5) The Small Print Is There For A Reason – Ugh
Sometimes entrepreneurial, creative brains are not the same type that relish handling small print and micro details. However those are the very aspects that can pull you down and cost big money – whether it’s over staff contracts or your trading Ts and Cs. I’d add protective Trademarks into this list too.
It’s so tempting to spend your budget (especially if it’s limited) on new developments and marketing – but do ensure you’ve also dotted your i’s first. The grandfather of a friend of mine invented a delicious yeast extract spread…and the one year he didn’t get round to sorting out his legal patent/trademark aspects, was the year his recipe got er, borrowed. Love it or hate it, we all know it as a spreadable treat for our toast, but that Grandpa got no pennies for this household favourite.

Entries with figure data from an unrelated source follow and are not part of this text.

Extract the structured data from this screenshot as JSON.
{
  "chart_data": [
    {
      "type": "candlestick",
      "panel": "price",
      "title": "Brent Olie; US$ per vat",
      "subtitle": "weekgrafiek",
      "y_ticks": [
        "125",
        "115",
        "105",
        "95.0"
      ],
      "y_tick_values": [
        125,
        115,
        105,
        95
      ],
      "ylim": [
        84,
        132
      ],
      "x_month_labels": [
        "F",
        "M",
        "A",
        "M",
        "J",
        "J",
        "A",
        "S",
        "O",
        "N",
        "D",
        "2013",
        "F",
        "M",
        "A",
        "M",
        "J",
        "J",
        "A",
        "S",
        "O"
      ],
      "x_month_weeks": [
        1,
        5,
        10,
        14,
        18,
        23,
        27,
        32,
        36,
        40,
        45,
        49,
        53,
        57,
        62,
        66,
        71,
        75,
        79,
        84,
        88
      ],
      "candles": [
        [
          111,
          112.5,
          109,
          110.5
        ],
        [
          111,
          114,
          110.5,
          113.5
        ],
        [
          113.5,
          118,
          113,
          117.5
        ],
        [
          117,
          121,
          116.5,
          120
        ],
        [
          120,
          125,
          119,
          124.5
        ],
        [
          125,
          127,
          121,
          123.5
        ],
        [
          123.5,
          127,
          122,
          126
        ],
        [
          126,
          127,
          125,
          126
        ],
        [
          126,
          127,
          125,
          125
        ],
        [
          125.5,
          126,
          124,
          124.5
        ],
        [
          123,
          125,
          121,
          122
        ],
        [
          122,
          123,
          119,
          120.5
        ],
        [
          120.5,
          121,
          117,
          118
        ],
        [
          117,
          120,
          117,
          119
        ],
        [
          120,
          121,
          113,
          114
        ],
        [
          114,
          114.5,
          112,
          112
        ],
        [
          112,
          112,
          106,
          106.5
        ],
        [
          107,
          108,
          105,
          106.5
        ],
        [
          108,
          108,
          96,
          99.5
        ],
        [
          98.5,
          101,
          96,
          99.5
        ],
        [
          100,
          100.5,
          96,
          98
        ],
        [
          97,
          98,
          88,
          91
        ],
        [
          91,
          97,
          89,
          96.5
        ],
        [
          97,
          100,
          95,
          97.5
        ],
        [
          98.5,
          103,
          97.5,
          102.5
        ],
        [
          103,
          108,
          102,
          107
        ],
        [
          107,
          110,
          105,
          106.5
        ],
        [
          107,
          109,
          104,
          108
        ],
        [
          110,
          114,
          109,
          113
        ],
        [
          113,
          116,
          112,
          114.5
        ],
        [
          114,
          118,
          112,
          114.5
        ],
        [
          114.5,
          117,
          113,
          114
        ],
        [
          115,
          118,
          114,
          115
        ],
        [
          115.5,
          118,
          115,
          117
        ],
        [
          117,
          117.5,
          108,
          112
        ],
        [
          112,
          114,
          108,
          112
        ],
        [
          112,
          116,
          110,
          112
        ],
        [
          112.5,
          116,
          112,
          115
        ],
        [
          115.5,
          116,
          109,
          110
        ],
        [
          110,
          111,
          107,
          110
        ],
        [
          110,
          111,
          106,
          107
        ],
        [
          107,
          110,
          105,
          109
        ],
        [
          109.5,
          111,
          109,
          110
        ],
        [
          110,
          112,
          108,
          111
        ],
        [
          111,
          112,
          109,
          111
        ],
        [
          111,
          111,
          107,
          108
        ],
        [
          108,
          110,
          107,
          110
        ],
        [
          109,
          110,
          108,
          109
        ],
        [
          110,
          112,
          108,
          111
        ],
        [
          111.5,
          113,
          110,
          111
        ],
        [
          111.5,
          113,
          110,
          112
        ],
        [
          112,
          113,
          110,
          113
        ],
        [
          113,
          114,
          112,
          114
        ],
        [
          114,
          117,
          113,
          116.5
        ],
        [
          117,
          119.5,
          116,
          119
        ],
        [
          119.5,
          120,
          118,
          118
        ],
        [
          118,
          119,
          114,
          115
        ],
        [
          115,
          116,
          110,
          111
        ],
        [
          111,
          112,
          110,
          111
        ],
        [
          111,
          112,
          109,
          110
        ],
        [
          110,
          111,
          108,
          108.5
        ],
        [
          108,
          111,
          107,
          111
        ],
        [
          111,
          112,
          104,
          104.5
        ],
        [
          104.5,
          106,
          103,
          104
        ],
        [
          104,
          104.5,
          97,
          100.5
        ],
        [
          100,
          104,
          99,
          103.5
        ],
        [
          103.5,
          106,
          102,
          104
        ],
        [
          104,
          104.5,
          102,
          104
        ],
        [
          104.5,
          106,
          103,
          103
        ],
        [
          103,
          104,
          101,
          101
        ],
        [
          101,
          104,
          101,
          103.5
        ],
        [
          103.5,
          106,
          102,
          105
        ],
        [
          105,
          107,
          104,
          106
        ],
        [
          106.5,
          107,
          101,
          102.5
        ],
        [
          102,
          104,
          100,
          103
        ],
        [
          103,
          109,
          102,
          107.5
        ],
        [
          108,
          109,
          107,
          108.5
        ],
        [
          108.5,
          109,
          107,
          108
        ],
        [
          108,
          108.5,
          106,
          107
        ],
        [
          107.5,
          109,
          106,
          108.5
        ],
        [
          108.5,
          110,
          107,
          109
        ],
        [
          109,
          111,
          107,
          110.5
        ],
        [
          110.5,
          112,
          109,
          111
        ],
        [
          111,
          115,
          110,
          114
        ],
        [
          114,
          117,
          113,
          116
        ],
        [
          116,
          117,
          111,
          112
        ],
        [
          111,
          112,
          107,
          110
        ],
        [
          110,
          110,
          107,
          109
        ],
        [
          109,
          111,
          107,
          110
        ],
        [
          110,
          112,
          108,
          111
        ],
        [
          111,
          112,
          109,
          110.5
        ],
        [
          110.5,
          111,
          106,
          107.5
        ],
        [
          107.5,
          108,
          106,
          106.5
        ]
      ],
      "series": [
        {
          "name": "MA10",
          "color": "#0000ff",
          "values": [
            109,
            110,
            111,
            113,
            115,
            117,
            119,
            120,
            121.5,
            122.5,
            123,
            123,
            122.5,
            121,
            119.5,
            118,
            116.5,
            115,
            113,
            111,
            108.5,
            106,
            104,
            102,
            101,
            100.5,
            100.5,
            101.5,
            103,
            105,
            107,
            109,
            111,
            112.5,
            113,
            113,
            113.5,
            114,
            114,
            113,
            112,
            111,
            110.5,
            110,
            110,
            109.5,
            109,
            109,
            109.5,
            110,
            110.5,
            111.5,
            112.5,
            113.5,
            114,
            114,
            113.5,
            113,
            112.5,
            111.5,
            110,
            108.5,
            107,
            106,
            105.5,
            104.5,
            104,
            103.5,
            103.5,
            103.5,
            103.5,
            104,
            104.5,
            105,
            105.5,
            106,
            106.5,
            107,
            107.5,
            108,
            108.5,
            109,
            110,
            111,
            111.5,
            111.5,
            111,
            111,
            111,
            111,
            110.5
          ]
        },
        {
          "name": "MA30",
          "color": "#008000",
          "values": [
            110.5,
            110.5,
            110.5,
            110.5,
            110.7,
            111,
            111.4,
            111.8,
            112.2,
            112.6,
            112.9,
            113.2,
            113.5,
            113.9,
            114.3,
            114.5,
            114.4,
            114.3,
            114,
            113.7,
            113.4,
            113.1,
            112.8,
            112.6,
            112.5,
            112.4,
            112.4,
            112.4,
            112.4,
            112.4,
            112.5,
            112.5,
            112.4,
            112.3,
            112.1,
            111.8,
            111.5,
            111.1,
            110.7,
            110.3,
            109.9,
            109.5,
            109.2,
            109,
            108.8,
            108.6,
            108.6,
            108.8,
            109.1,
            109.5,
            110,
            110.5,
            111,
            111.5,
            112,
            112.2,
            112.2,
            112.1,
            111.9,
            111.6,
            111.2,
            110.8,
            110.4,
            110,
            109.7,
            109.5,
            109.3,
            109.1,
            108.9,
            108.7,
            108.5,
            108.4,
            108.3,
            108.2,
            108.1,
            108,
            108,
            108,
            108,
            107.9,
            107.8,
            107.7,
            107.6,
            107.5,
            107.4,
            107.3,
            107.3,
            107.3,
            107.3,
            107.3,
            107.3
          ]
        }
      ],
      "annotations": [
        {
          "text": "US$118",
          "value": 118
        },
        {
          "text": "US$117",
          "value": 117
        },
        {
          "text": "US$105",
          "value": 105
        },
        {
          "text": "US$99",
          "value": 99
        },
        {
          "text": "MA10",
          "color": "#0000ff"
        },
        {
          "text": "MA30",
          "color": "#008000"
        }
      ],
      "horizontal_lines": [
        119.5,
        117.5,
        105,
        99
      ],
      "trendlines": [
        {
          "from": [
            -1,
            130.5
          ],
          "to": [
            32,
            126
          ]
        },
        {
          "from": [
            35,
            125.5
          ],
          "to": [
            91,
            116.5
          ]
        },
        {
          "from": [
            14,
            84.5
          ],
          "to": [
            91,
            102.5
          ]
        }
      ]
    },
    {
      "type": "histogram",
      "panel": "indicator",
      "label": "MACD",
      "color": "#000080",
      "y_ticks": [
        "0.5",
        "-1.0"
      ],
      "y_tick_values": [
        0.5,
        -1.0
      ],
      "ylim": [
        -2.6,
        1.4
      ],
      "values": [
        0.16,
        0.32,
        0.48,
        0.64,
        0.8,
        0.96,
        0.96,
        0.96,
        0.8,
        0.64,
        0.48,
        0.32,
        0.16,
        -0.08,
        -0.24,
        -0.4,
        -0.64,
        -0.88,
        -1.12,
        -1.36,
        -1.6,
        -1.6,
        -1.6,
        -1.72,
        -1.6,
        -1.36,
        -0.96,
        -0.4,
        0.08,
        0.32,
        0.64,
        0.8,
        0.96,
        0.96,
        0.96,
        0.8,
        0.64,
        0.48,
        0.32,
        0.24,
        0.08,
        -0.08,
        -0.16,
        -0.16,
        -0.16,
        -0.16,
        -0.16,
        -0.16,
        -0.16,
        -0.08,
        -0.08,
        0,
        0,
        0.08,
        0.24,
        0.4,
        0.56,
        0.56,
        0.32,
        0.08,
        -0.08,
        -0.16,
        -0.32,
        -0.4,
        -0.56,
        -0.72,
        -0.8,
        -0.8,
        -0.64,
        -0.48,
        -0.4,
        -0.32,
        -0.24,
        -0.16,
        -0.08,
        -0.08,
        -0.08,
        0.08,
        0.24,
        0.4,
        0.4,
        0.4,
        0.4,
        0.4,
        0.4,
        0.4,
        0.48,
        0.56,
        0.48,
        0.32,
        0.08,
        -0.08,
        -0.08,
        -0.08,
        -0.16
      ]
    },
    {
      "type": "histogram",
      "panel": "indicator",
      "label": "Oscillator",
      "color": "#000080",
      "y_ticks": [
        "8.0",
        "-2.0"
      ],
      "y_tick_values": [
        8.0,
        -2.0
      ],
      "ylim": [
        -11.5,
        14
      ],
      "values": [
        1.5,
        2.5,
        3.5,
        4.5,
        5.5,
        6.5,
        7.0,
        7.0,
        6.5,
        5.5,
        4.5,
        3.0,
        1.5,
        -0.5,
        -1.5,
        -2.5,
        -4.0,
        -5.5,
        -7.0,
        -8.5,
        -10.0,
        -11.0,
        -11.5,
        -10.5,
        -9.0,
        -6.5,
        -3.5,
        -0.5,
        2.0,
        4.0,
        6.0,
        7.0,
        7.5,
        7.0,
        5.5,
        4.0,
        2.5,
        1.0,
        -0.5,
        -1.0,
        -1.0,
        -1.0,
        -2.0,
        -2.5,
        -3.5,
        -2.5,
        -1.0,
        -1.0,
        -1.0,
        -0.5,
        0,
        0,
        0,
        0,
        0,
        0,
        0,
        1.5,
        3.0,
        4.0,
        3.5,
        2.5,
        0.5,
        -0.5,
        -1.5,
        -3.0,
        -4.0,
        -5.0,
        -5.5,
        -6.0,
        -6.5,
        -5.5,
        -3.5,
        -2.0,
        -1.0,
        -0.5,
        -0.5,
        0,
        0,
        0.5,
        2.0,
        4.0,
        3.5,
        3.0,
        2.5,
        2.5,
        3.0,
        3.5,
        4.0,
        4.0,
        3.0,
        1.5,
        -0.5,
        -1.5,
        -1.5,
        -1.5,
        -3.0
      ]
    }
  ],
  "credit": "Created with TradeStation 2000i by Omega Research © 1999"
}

6) Social Media – Lights, Camera, Action
Creating the human side of your business for Facebook, Pinterest, Linked In, Twitter etc is important. Having a camera or phone that can take decent images for uploading, is a must these days, as well as remembering to snap moments that can be uploaded. Luckily my company, The English Cream Tea Company, has a great many photographic opportunities as cakes, scones, baking, tea parties are all photogenic! However, most (all?) businesses can be supported by visual images for slides, Twitter, Pinterest, Facebook, press releases and so on.
Also, invest in having a really good self portrait taken but go to an expert for that bit. I’m being asked for a photo to support blogs, competitions entries, press releases and more all the time. A home-made naff photo won’t do (just look at some of the inappropriate ones on Linked In – ones from weddings, people on holiday with drinks in their hands, grainy/dark photos etc). Nope – it’s a must, get yourself to a portrait photographer now!
7) Stay On Brand
We have a fab branding designer who protects the brand from people like me tweaking and adapting the logo, the pantone colours, the dimensions and any other aspects that would affect the visual appearance of the brand. Even some large companies have different departments each making small changes to the stationery or creating their own leaflets/adverts with altered logo sizes and fonts.
Go for uniformity throughout including any packaging, stationery, adverts, Twitter backgrounds and more. However, your corporate ethos and tone are vital too…plus uniform (if appropriate) and any aspect that comes into contact with customers.
8) And The Winner is!
Enter competitions often…even if you don’t think you have the slightest chance. It’s a great discipline to fill in the application form to start! It hones your thoughts, helps you to recognise some of your progress and achievements – and the process almost always brings publicity whether or not you win. Plus, you’ll never win anything you don’t enter, will you?!
We’ve been lucky enough to win a host of awards such as a Small Business of the Year one. Now, who knows if we really are the most outstanding small business – BUT perhaps, just perhaps, no other companies entered our category! Give it a go, you literally have nothing to lose!